In 1996, Gov. Arne Carlson sent troopers, state agents and helicopters into Minneapolis to help police track down parole violators and search for the city's Top 50 criminals. Intervention by a Republican governor wasn't warmly received by everyone in the predominantly DFL city.

Barsness, however, said he welcomed any help he could get "to relieve the caseload and better serve the victims of stabbings and shootings and other assaults."

At the time, three of the city's 18 homicide investigators were working on three killings believed to be the work of a serial killer.
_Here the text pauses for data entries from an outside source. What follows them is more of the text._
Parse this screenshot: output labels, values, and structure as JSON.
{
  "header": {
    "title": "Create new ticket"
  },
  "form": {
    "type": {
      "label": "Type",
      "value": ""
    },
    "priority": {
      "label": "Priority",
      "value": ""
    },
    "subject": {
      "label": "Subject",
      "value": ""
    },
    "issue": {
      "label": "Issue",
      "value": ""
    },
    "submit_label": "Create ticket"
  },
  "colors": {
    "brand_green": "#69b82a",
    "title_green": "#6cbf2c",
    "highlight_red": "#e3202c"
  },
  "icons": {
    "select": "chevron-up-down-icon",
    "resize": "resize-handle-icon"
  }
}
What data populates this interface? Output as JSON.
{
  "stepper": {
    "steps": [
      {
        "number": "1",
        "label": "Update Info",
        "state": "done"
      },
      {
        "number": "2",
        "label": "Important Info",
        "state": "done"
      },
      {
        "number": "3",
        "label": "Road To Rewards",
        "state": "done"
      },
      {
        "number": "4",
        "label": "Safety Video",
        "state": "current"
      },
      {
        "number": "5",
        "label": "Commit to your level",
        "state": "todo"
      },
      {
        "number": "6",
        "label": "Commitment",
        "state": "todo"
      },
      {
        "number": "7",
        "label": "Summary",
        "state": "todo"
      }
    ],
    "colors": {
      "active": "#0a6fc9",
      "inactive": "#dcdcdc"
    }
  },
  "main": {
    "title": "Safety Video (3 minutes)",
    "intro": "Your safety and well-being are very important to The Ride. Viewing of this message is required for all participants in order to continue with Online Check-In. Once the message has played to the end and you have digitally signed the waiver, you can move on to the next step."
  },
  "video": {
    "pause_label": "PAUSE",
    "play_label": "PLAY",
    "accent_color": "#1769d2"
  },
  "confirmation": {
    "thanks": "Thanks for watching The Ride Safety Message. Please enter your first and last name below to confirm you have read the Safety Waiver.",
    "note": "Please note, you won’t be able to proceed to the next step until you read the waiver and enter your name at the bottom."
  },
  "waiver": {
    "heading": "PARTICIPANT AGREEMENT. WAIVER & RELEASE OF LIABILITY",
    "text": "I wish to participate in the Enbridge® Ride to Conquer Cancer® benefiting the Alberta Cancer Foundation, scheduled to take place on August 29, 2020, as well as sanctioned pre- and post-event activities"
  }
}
That left the remaining 15 investigators to handle about 800 cases a month, including assaults, threats, kidnappings and homicides. "We need more people and we need more experienced people," Barsness said then.

Barsness' career spanned crime cycles that also included a rise in gang activity and the tragic shootings of some of his colleagues. But through the years, friends and family members said, he never soured on the job, handled the pressure and was proud of the homicide division's pace of closing cases in the Murderapolis year.

In the weeks before he died, Jeff Barsness said his dad talked about how he missed the job and said it was "the camaraderie, being around all the other officers."

Barsness joined the Minneapolis police in 1968. Former colleagues described him as a quiet officer who did his job without drama, enjoyed "choir practice" — also known as visiting the bar after work — and was deeply affected when his supervisor David Mack was shot while serving a warrant in 1979. Mack died in 1986 from related injuries.

Niebur met Barsness when he came on the force in 1970. Niebur, who left Minneapolis in 1989 and went on to become police chief in other states, said Mack's shooting weighed heavily on his friend. "It was something he never got over," Niebur said.

Barsness may have gained his greatest prominence in 1997, when 27-year-old Andrew Cunanan came to Minneapolis to begin his deadly spree of shooting that ended with the death of fashion designer Gianni Versace in Miami. Cunanan first murdered his friend Jeff Trail, whose body was found rolled up in a carpet in his Minneapolis apartment. Cunanan then killed his ex-boyfriend, a Chicago businessman and a New Jersey man before shooting Versace. The killings vexed the nation, investigators — and Barsness.

"I think he's trying to play a game with us, yeah," Barsness said at the time, speaking of Cunanan. "I think he's thriving on the notoriety of all this. He's loving it."

Barsness retired from the police in 2010.

Besides his son Jeff, of Andover, Barsness is survived by daughters Kimberly Thometz, of Woodbury; Michele Van Kley, of the Netherlands; and Ashley Lund of Olathe, Kan.; son Anthony Barsness, of New York City; sister Dyann Schumacher, of Glenwood, Minn.; and eight grandchildren. Services will be held at 1 p.m. Thursday, July 11, at Miller Funeral Home, 6210 Hwy. 65 NE., Fridley. Visitation starts at 11 a.m.